The Big Data revolution we are participating in isn’t really about collecting terabytes and petabytes of data. We’re doing that and we’ve been doing that for years. The digital tape archives at banks and insurance companies contain years of detailed information. There is data aplenty.
The Big Data age’s need for online data storage poses a conundrum for system and network managers.
Data: The Quick and the Dead
What’s special about Big Data is that the information isn’t archived. It’s there, online, ready for inclusion in schedule reports and ad hoc data-mining expeditions. Big Data isn’t just about having a lot of data. It’s about having that data be live.
That’s why Apache Hadoop is at the center of the Big Data revolution. The Hadoop Distributed File System allows large and small companies to deal with huge amounts of data inexpensively, on clusters of commodity hardware components — and to access that data any time, live.
How Much Can You Save?
How inexpensive is Hadoop-based storage compared to traditional models?

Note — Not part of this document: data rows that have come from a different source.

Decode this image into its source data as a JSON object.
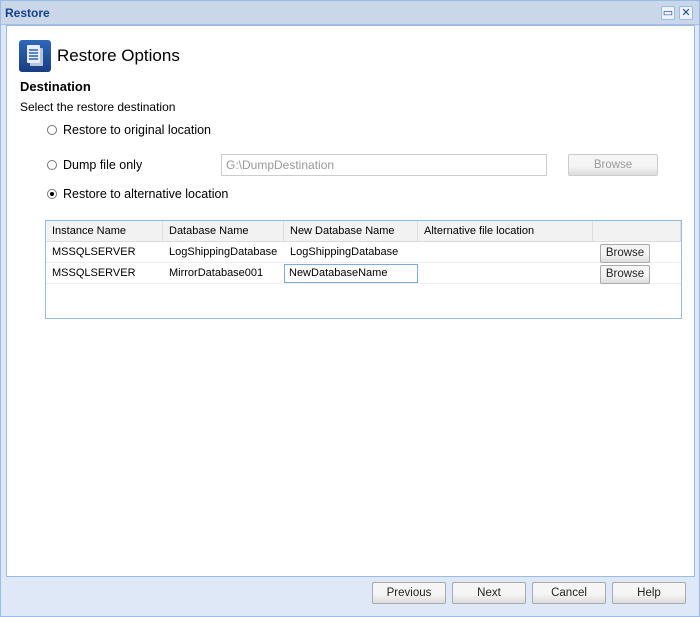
{
  "window": {
    "title": "Restore",
    "maximize_icon": "maximize-icon",
    "close_icon": "close-icon"
  },
  "header": {
    "title": "Restore Options",
    "icon": "document-icon"
  },
  "section": {
    "title": "Destination",
    "subtitle": "Select the restore destination"
  },
  "options": [
    {
      "label": "Restore to original location",
      "selected": false
    },
    {
      "label": "Dump file only",
      "selected": false
    },
    {
      "label": "Restore to alternative location",
      "selected": true
    }
  ],
  "dump": {
    "value": "G:\\DumpDestination",
    "browse_label": "Browse"
  },
  "grid": {
    "columns": [
      "Instance Name",
      "Database Name",
      "New Database Name",
      "Alternative file location",
      ""
    ],
    "rows": [
      {
        "instance": "MSSQLSERVER",
        "database": "LogShippingDatabase",
        "new_name": "LogShippingDatabase",
        "location": "",
        "browse": "Browse"
      },
      {
        "instance": "MSSQLSERVER",
        "database": "MirrorDatabase001",
        "new_name": "NewDatabaseName",
        "location": "",
        "browse": "Browse"
      }
    ]
  },
  "footer": {
    "previous": "Previous",
    "next": "Next",
    "cancel": "Cancel",
    "help": "Help"
  }
}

Hard numbers are difficult to come by. Corporations keep their Big Data strategies close to their vests, and mainframe vendors don’t publish price lists — if you want to know what it will cost to add 20 terabytes of storage to your mainframe, you’ll have to sit through lunch with a sales rep before you get a quote.

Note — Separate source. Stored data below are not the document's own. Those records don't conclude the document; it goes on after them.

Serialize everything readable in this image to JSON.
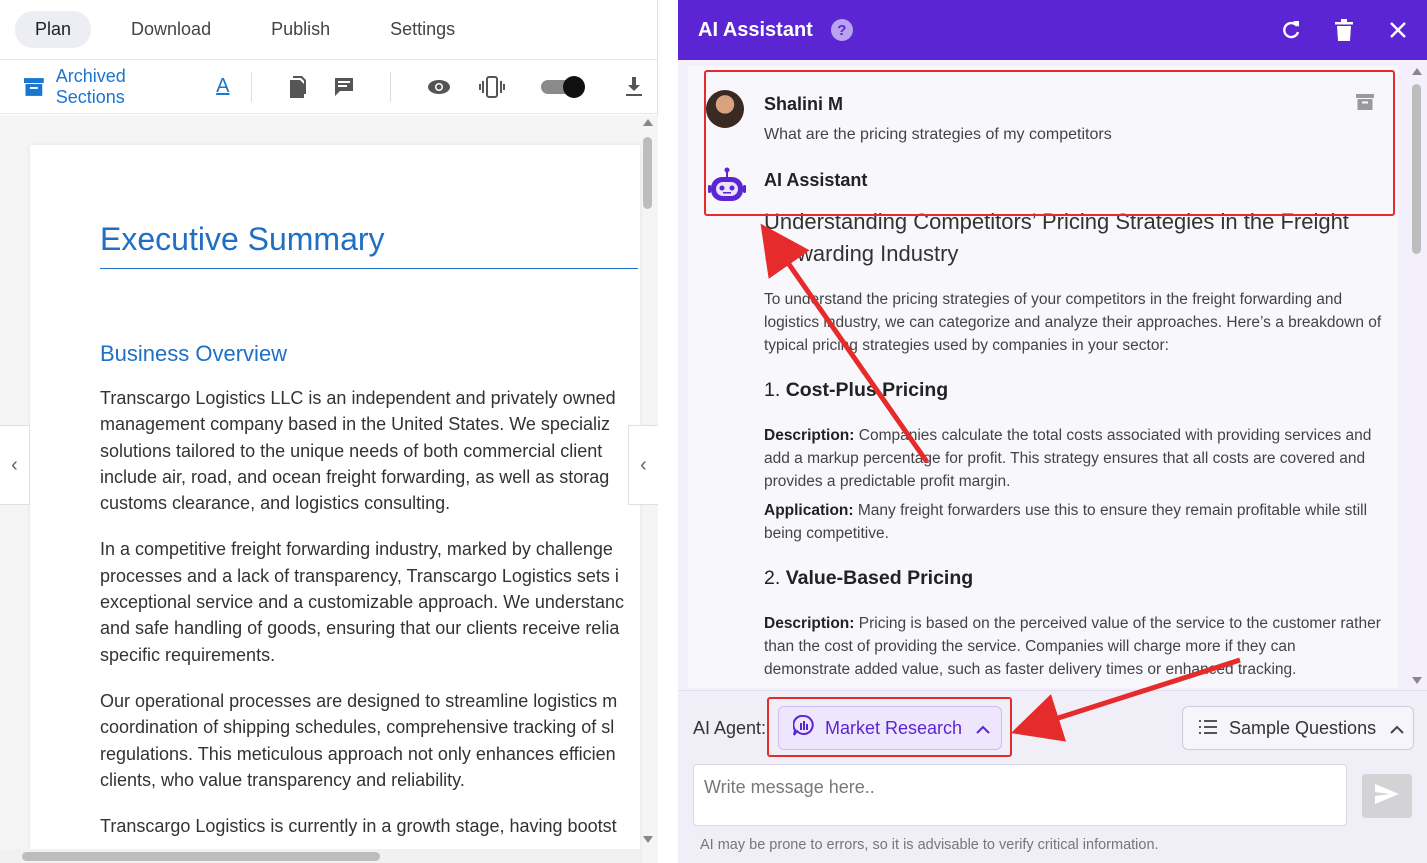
{
  "left": {
    "tabs": [
      {
        "label": "Plan",
        "active": true
      },
      {
        "label": "Download"
      },
      {
        "label": "Publish"
      },
      {
        "label": "Settings"
      }
    ],
    "toolbar": {
      "archived_label": "Archived Sections",
      "font_letter": "A"
    },
    "doc": {
      "title": "Executive Summary",
      "section": "Business Overview",
      "paragraphs": [
        [
          "Transcargo Logistics LLC is an independent and privately owned",
          "management company based in the United States. We specializ",
          "solutions tailored to the unique needs of both commercial client",
          "include air, road, and ocean freight forwarding, as well as storag",
          "customs clearance, and logistics consulting."
        ],
        [
          "In a competitive freight forwarding industry, marked by challenge",
          "processes and a lack of transparency, Transcargo Logistics sets i",
          "exceptional service and a customizable approach. We understanc",
          "and safe handling of goods, ensuring that our clients receive relia",
          "specific requirements."
        ],
        [
          "Our operational processes are designed to streamline logistics m",
          "coordination of shipping schedules, comprehensive tracking of sl",
          "regulations. This meticulous approach not only enhances efficien",
          "clients, who value transparency and reliability."
        ],
        [
          "Transcargo Logistics is currently in a growth stage, having bootst"
        ]
      ]
    }
  },
  "assistant": {
    "title": "AI Assistant",
    "help": "?",
    "user": {
      "name": "Shalini M",
      "message": "What are the pricing strategies of my competitors"
    },
    "bot_name": "AI Assistant",
    "answer": {
      "title": "Understanding Competitors’ Pricing Strategies in the Freight Forwarding Industry",
      "intro": "To understand the pricing strategies of your competitors in the freight forwarding and logistics industry, we can categorize and analyze their approaches. Here’s a breakdown of typical pricing strategies used by companies in your sector:",
      "sections": [
        {
          "num": "1.",
          "heading": "Cost-Plus Pricing",
          "desc_label": "Description:",
          "desc": "Companies calculate the total costs associated with providing services and add a markup percentage for profit. This strategy ensures that all costs are covered and provides a predictable profit margin.",
          "app_label": "Application:",
          "app": "Many freight forwarders use this to ensure they remain profitable while still being competitive."
        },
        {
          "num": "2.",
          "heading": "Value-Based Pricing",
          "desc_label": "Description:",
          "desc": "Pricing is based on the perceived value of the service to the customer rather than the cost of providing the service. Companies will charge more if they can demonstrate added value, such as faster delivery times or enhanced tracking."
        }
      ]
    },
    "footer": {
      "agent_label": "AI Agent:",
      "agent_value": "Market Research",
      "sample_label": "Sample Questions",
      "input_placeholder": "Write message here..",
      "disclaimer": "AI may be prone to errors, so it is advisable to verify critical information."
    }
  },
  "colors": {
    "header_purple": "#5b25d4",
    "link_blue": "#1976d2",
    "doc_heading_blue": "#1f6fc5",
    "annotation_red": "#e52b2b"
  }
}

But some general numbers are available.
Cloudera vice-president Charles Zedlewski recently disclosed some eye-opening figures in an InformationWeek interview. Zedlewski is in a position to know these numbers because he has participated in Hadoop projects with customers.
Zedlewski says the overall price of a Hadoop-based system, including hardware, software, and other expenses, comes to about $1,000 per terabyte.
The Hadoop Advantage
How does that compare? Zedlewski says that traditional network storage solutions cost about $5,000 per terabyte, and sometimes two or three times that much. Legacy systems often store copies of data on multiple systems for live access, and that can multiply costs too — up to $30,000 or even $40,000 per terabyte.

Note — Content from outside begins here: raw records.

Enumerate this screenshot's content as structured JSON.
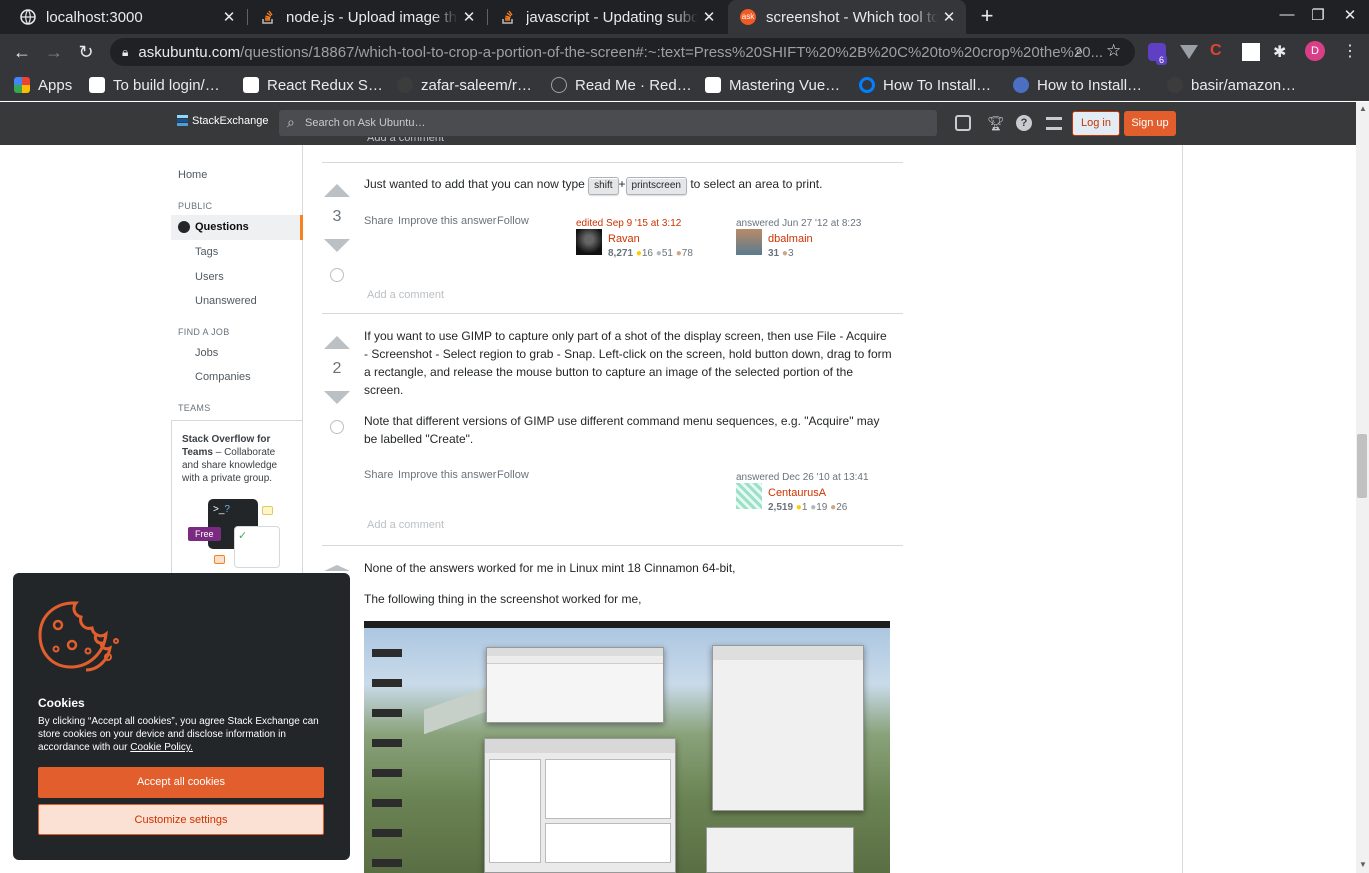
{
  "browser": {
    "tabs": [
      {
        "title": "localhost:3000",
        "active": false
      },
      {
        "title": "node.js - Upload image thr",
        "active": false
      },
      {
        "title": "javascript - Updating subd",
        "active": false
      },
      {
        "title": "screenshot - Which tool to",
        "active": true
      }
    ],
    "url_host": "askubuntu.com",
    "url_path": "/questions/18867/which-tool-to-crop-a-portion-of-the-screen#:~:text=Press%20SHIFT%20%2B%20C%20to%20crop%20the%20...",
    "extension_badge": "6",
    "profile_initial": "D",
    "bookmarks": [
      "Apps",
      "To build login/…",
      "React Redux S…",
      "zafar-saleem/r…",
      "Read Me · Red…",
      "Mastering Vue…",
      "How To Install…",
      "How to Install…",
      "basir/amazon…"
    ]
  },
  "topbar": {
    "logo_text": "StackExchange",
    "search_placeholder": "Search on Ask Ubuntu…",
    "login_label": "Log in",
    "signup_label": "Sign up"
  },
  "leftnav": {
    "home": "Home",
    "public_heading": "PUBLIC",
    "questions": "Questions",
    "tags": "Tags",
    "users": "Users",
    "unanswered": "Unanswered",
    "find_job_heading": "FIND A JOB",
    "jobs": "Jobs",
    "companies": "Companies",
    "teams_heading": "TEAMS",
    "teams_title": "Stack Overflow for Teams",
    "teams_text": " – Collaborate and share knowledge with a private group.",
    "free_badge": "Free"
  },
  "prev_add_comment": "Add a comment",
  "answers": [
    {
      "score": "3",
      "text_before": "Just wanted to add that you can now type",
      "key1": "shift",
      "plus": "+",
      "key2": "printscreen",
      "text_after": "to select an area to print.",
      "share": "Share",
      "improve": "Improve this answer",
      "follow": "Follow",
      "edited": "edited Sep 9 '15 at 3:12",
      "editor": {
        "name": "Ravan",
        "rep": "8,271",
        "gold": "16",
        "silver": "51",
        "bronze": "78"
      },
      "answered": "answered Jun 27 '12 at 8:23",
      "author": {
        "name": "dbalmain",
        "rep": "31",
        "bronze": "3"
      },
      "add_comment": "Add a comment"
    },
    {
      "score": "2",
      "para1": "If you want to use GIMP to capture only part of a shot of the display screen, then use File - Acquire - Screenshot - Select region to grab - Snap. Left-click on the screen, hold button down, drag to form a rectangle, and release the mouse button to capture an image of the selected portion of the screen.",
      "para2": "Note that different versions of GIMP use different command menu sequences, e.g. \"Acquire\" may be labelled \"Create\".",
      "share": "Share",
      "improve": "Improve this answer",
      "follow": "Follow",
      "answered": "answered Dec 26 '10 at 13:41",
      "author": {
        "name": "CentaurusA",
        "rep": "2,519",
        "gold": "1",
        "silver": "19",
        "bronze": "26"
      },
      "add_comment": "Add a comment"
    },
    {
      "para1": "None of the answers worked for me in Linux mint 18 Cinnamon 64-bit,",
      "para2": "The following thing in the screenshot worked for me,"
    }
  ],
  "cookie": {
    "title": "Cookies",
    "body": "By clicking “Accept all cookies”, you agree Stack Exchange can store cookies on your device and disclose information in accordance with our ",
    "policy_link": "Cookie Policy.",
    "accept": "Accept all cookies",
    "customize": "Customize settings"
  },
  "colors": {
    "accent": "#f48225",
    "link": "#cc3300",
    "button": "#e25f2d",
    "topbar": "#37393b",
    "chrome_dark": "#202124"
  }
}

Low-cost tape archival systems exist, but once data is on tape it’s not part of Big Data anymore. It’s just a tape in the closet. Online mainframe and network storage solutions are prohibitively expensive. Only the Hadoop architecture, with the Hadoop Distributed File System and clusters of inexpensive commodity storage components, meets the urgently growing need for inexpensive Big Data storage.
The Future Is Distributed
It’s no wonder the market is flocking to Hadoop-based solutions. The ability to access huge amounts of live data means enterprises can perform new calculations, track new trends, discover new relationships, all of which were inconceivable before — at prices that were inconceivable in the age of the mainframe.